LEXINGTON The “mind-body connection” is an old concept with deep roots in our culture; this entrenchment is for good reason. While it might seem challenging to draw an exact line from the new stress in your life to your suddenly very picky, grumbling bowels, it is not as difficult as you might guess. How our mind assesses and manages life’s stressors will often present with very real, tangible physical symptoms in our bodies. While living a no-stress, or even low-stress, life is nearly impossible, we can better recognize and manage those physical symptoms.
Of all the organs, the heart receives the most attention in society, from pop love songs to historic literature. It is our metaphorical center, guiding us through life’s ups and downs that make us human. It is not a coincidence that some of medicine’s strongest findings of stress and its physiological effects involve the heart. A sudden stressful event causes the heart rate to increase and blood vessels to dilate, leading to the fight-or-flight adrenaline surge that is built into our DNA. The relationship between acute stress and physical symptoms is obvious in these scenarios, but we recognize physiological effects of chronic stress too.
Chronic stress increases inflammation. When blood vessels, such as the coronary arteries that feed the heart and the carotid arteries that feed the brain, are inflamed, the risk of a heart attack or stroke is higher. Inflammation can also increase cholesterol levels, which is another risk factor for a heart or brain event. For these reasons, stress management will appear on every top ten list of modifiable risk factors of cardiovascular disease.
Perhaps the most tangible example of stress and the heart is seen each time Takotsubo cardiomyopathy, colloquially known as broken-heart syndrome, is diagnosed. Broken-heart syndrome can be seen after stressful events, such as the loss of a close loved one. The patient can develop intense chest pain and shortness of breath, or even an arrhythmia, related to surges of stress-related hormones. The surge will cause a portion of their heart to function poorly. Fortunately, full recoveries are usually made. Just as the emotional mind recovers from trauma, so can the heart.
Gut Checks and Hormone Rushes
Symptoms such as bloating, heartburn, loose stool, belly cramping, and various other gastrointestinal annoyances are ubiquitous in the primary care setting. We have all experienced these symptoms at some point. There are millions of neurons in the gut that are directly synced with the brain, creating a brain-gut communication. The sensation of feeling “butterflies” is an example of this communication. When stress is felt by the mind, the gut can be affected. Stress can create over-activity or under-activity of the GI tract, often presenting with the GI symptoms that have us reaching for the closest bottle of Pepto. Furthermore, there are billions of bacteria lining the inside of the bowels. When the brain-gut communication feels stress, the bacteria can be altered, which may lead to symptoms involving the bowels.
Another example of stress on the body can be seen in the endocrine system, whose role is to regulate the hormones that keep our body humming correctly on a daily basis. The hypothalamic-pituitary-adrenal (HPA) axis is the portion of the endocrine system that is activated when stress occurs. The hypothalamus and pituitary reside in the brain, while the adrenal glands sit just above each kidney in the flanks. When the pituitary recognizes stress, a series of events are initiated in the HPA axis. The cascade effect ends with the adrenal glands producing the cortisol hormone.

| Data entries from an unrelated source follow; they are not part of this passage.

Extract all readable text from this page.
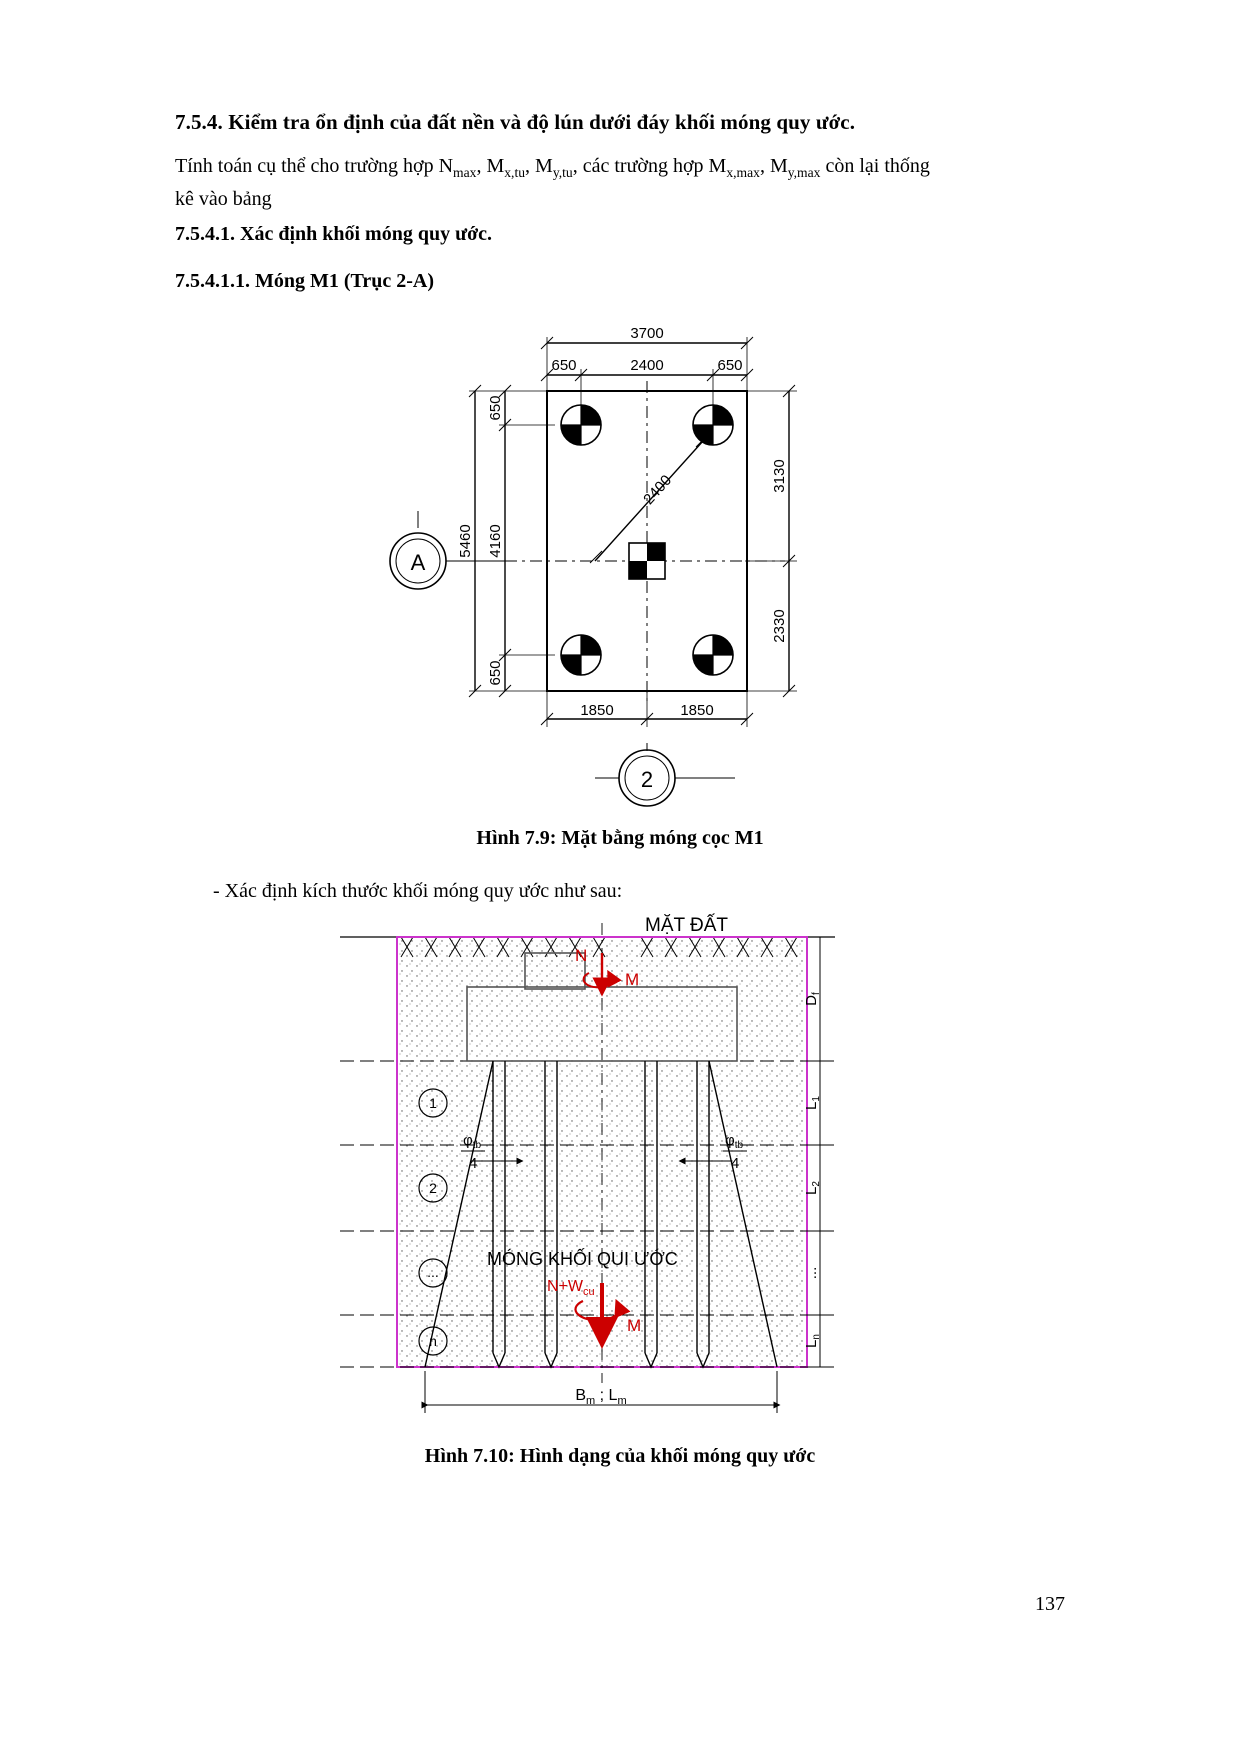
7.5.4. Kiểm tra ổn định của đất nền và độ lún dưới đáy khối móng quy ước.

Tính toán cụ thể cho trường hợp $N_{max}$, $M_{x,tu}$, $M_{y,tu}$, các trường hợp $M_{x,max}$, $M_{y,max}$ còn lại thống

kê vào bảng

7.5.4.1. Xác định khối móng quy ước.
7.5.4.1.1. Móng M1 (Trục 2-A)
3700
650	2400	650
1850	1850
5460 4160
650
650
3130
2330
2400
A
2

Hình 7.9: Mặt bằng móng cọc M1

- Xác định kích thước khối móng quy ước như sau:

MẶT ĐẤT
N
M
$N+W_{cu}$
M
MÓNG KHỐI QUI ƯỚC
$\varphi_{tb}$
4
$\varphi_{tb}$
4
1
2
...
n
$D_f$
$L_1$
$L_2$
...
$L_n$
$B_m$ ; $L_m$

Hình 7.10: Hình dạng của khối móng quy ước

137
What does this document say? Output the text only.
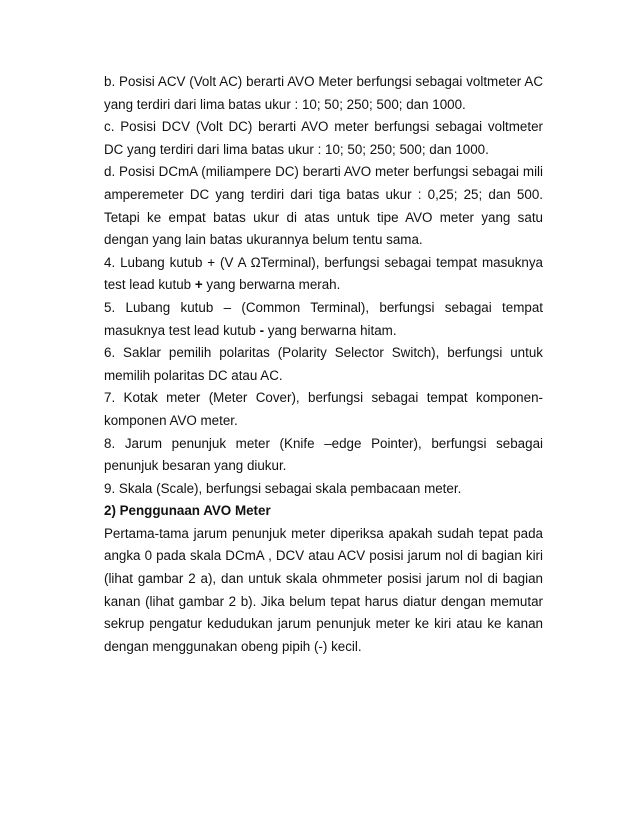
b. Posisi ACV (Volt AC) berarti AVO Meter berfungsi sebagai voltmeter AC yang terdiri dari lima batas ukur : 10; 50; 250; 500; dan 1000.

c. Posisi DCV (Volt DC) berarti AVO meter berfungsi sebagai voltmeter DC yang terdiri dari lima batas ukur : 10; 50; 250; 500; dan 1000.

d. Posisi DCmA (miliampere DC) berarti AVO meter berfungsi sebagai mili amperemeter DC yang terdiri dari tiga batas ukur : 0,25; 25; dan 500. Tetapi ke empat batas ukur di atas untuk tipe AVO meter yang satu dengan yang lain batas ukurannya belum tentu sama.

4. Lubang kutub + (V A ΩTerminal), berfungsi sebagai tempat masuknya test lead kutub + yang berwarna merah.

5. Lubang kutub – (Common Terminal), berfungsi sebagai tempat masuknya test lead kutub - yang berwarna hitam.

6. Saklar pemilih polaritas (Polarity Selector Switch), berfungsi untuk memilih polaritas DC atau AC.

7. Kotak meter (Meter Cover), berfungsi sebagai tempat komponen-komponen AVO meter.

8. Jarum penunjuk meter (Knife –edge Pointer), berfungsi sebagai penunjuk besaran yang diukur.

9. Skala (Scale), berfungsi sebagai skala pembacaan meter.

2) Penggunaan AVO Meter

Pertama-tama jarum penunjuk meter diperiksa apakah sudah tepat pada angka 0 pada skala DCmA , DCV atau ACV posisi jarum nol di bagian kiri (lihat gambar 2 a), dan untuk skala ohmmeter posisi jarum nol di bagian kanan (lihat gambar 2 b). Jika belum tepat harus diatur dengan memutar sekrup pengatur kedudukan jarum penunjuk meter ke kiri atau ke kanan dengan menggunakan obeng pipih (-) kecil.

Cortisol is the “stress hormone” and is very helpful in acute episodes of stress, as it increases energy and focus. However, when too much cortisol is produced for prolonged periods of time due to chronic stress, then it negatively affects the HPA axis. Issues such as fatigue, depression, and metabolic disorders (e.g. diabetes, weight gain) can occur. It can also negatively affect the immune system.
Now that we recognize the strength of the mind-body connection, and are likely very stressed about being stressed, what can we do to minimize its negative effects, or better yet, harness the connection to our benefit? In our practice, we start with giving credit where credit is due: evaluating the possible stressor(s) and giving credence to the mind-body connection in relation to the physical symptoms. Once this is established, the treatment must be based on a wholistic approach. At Downtown Drs. Brown, we emphasize making time to discuss keys to stress, such as nutrition, sleep, exercise, and mental health. Then we create a treatment plan for both the physical symptoms and the stress behind the symptoms. For example, that upset gut we mentioned earlier could be treated with a prescription for Carafate (a medicine that coats the lining of the stomach) and a discussion about meditation or walking outside or yoga or another de-stressing activity that will also protect the lining of the gut. The physical symptoms likely will not improve until the stressor is also addressed.
Managing the stressors of life is an incredibly difficult task, but there are many proven approaches that help. Working with a mental health provider is likely the most effective. Creating robust social support with family and friends has positive effects on the mind and physical symptoms. These social connections should focus on being done in-person or on the phone versus the highly edited world of social media. Routine physical activity has been shown many times over to reduce stress, as has getting adequate sleep each night.
No one can remove stress from his or her life, but simply recognizing stress and its physical effects can be very beneficial. The next step would be to work with your physician to mindfully add activities and habits that specifically work well for your stress management. Your mind and body will appreciate your efforts.